The reason many believe it has taken this long for one of Europe’s elite to sign him is his end product. Doku has always caught the eye with his dribbling, but up until last season, it rarely tallied up with his goal and assist numbers. In 2020-21, Doku scored just two Ligue 1 goals from an expected goals (xG) value of 2.8. Last season, though, he scored six goals from just 2.7 xG in the league.
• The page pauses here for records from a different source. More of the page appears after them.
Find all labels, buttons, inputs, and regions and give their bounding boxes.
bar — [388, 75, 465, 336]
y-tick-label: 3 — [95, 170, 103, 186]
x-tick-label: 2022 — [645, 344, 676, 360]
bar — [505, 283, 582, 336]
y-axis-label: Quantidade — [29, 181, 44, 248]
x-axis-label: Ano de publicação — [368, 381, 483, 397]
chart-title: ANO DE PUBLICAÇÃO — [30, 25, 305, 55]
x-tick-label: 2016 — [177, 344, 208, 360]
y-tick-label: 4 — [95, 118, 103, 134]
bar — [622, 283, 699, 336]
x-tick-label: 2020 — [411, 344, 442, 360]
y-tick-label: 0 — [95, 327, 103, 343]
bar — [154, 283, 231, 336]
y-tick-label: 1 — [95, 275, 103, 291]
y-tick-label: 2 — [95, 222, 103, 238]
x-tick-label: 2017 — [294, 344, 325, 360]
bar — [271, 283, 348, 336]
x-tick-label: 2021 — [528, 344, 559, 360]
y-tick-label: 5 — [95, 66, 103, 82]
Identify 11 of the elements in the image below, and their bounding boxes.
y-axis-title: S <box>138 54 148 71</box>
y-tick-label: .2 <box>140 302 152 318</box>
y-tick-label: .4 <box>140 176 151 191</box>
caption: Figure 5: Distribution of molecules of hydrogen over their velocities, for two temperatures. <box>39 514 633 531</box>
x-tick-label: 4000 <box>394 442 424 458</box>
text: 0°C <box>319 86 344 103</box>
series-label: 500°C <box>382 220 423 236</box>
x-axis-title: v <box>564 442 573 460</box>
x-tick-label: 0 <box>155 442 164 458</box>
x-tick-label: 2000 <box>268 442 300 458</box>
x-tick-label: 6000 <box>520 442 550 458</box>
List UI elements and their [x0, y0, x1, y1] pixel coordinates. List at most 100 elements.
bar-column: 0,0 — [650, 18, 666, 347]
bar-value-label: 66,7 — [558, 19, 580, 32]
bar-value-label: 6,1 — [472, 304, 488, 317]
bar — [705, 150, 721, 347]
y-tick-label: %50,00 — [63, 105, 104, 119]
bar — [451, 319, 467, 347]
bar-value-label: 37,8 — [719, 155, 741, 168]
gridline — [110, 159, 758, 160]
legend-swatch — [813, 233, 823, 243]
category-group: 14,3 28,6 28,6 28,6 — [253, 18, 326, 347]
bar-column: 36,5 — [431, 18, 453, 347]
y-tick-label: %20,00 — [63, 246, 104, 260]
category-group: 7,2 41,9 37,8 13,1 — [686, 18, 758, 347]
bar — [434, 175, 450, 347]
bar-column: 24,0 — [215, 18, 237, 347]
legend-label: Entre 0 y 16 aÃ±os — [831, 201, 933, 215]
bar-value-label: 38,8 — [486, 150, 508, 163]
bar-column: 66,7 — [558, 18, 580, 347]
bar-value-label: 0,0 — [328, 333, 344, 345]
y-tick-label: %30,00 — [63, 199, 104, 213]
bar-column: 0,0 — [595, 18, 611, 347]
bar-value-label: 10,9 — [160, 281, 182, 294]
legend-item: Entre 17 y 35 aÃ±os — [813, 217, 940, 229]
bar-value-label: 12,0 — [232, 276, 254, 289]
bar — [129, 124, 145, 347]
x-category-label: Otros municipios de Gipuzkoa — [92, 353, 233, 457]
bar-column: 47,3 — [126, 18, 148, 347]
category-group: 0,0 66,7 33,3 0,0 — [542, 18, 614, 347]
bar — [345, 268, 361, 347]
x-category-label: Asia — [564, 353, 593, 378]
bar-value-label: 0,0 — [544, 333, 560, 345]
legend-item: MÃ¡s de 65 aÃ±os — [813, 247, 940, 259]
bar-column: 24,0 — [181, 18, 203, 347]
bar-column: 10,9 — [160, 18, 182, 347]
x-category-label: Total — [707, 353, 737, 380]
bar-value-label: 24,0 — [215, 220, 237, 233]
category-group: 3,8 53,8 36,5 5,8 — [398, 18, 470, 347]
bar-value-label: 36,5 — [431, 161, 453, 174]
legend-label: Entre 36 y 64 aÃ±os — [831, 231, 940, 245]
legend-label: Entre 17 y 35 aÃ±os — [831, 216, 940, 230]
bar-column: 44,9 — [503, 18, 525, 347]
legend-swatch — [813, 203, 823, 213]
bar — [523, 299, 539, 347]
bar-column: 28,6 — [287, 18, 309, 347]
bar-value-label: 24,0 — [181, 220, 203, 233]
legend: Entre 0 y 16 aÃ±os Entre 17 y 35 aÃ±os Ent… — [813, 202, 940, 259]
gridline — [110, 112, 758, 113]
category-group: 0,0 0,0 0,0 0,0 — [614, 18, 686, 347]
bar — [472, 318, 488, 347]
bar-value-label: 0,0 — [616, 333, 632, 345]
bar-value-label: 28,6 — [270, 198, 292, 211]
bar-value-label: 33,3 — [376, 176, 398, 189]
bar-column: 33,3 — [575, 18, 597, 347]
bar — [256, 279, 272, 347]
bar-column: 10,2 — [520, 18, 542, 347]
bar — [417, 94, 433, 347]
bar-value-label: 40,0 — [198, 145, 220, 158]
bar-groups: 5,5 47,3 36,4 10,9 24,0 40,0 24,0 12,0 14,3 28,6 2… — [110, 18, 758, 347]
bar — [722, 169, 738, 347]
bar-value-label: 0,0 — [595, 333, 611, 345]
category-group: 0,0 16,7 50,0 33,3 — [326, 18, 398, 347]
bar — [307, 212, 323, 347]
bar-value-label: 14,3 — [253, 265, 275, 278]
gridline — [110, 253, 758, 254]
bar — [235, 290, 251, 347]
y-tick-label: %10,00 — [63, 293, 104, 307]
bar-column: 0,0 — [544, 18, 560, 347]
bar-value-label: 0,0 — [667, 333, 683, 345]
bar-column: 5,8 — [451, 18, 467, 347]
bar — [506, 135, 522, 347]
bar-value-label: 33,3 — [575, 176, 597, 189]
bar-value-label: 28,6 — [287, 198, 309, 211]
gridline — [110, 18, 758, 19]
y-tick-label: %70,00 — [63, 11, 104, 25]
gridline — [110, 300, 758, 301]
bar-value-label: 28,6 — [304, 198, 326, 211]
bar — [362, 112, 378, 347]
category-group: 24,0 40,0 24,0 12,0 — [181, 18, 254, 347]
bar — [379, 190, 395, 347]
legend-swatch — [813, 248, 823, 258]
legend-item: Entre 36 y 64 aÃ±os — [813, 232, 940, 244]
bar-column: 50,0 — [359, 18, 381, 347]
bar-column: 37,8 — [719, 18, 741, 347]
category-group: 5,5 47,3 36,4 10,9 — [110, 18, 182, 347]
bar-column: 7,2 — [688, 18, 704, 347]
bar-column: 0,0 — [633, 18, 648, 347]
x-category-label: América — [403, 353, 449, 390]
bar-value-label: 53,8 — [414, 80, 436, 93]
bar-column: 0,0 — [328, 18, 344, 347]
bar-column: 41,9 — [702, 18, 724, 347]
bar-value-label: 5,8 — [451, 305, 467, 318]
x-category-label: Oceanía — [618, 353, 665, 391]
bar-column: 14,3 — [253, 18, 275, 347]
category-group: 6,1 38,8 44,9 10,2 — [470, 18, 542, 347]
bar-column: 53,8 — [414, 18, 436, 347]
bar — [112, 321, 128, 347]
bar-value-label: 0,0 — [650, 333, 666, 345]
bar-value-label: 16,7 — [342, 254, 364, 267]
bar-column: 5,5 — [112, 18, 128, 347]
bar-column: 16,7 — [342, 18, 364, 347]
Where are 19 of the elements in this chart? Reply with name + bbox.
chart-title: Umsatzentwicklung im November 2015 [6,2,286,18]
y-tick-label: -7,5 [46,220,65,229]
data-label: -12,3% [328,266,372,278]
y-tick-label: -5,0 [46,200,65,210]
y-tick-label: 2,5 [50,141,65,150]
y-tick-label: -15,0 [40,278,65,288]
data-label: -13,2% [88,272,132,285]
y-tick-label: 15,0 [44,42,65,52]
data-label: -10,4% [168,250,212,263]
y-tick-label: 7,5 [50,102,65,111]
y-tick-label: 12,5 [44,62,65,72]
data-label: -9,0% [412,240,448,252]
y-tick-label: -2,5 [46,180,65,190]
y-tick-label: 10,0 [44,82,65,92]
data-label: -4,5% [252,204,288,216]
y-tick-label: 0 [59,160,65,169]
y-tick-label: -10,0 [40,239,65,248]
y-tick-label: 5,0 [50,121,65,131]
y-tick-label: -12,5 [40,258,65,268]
His assist numbers could still do with improving though. In 2020-21, Doku assisted three Ligue 1 goals from open play from an expected assists (xA) value of 4.7. Last season he made two open-play assists from an xA of 4.0. Then again, at City he will presumably be passing the ball to Erling Haaland quite a bit, so you would imagine that alone will greatly increase his assist output.
One thing City will need to be wary of is his injury record. After a stellar 2020-21 campaign, in which he played 30 Ligue 1 games, 26 of which were starts, a number of knocks the following season saw him manage just 14 league appearances, and only four starts.
Last season he had another three separate layoffs through injury, with the latest being a hamstring issue. Players with Doku’s explosive pace often put great strain on their muscles, but City have shown in the last year with the way they have improved Haaland’s injury record that they can broadly manage such issues, so for their sake and the player’s, hopefully it is something they can keep on top of.
Again, when comparing Doku in our comparison tool, you can see that two of the closest four comparable individual seasons to him in the last 15 years are from fellow Belgian winger Eden Hazard, which is certainly not bad company to be keeping.
Former Belgium assistant manager Thierry Henry said of Doku: “When you’re one on one with him, there’s only one thing left to do — pray.” If there’s one person who knows what panicked Premier League defenders look like up close, it’s Henry, and if Doku can have anything like the same impact, City fans will be rubbing their hands together in glee.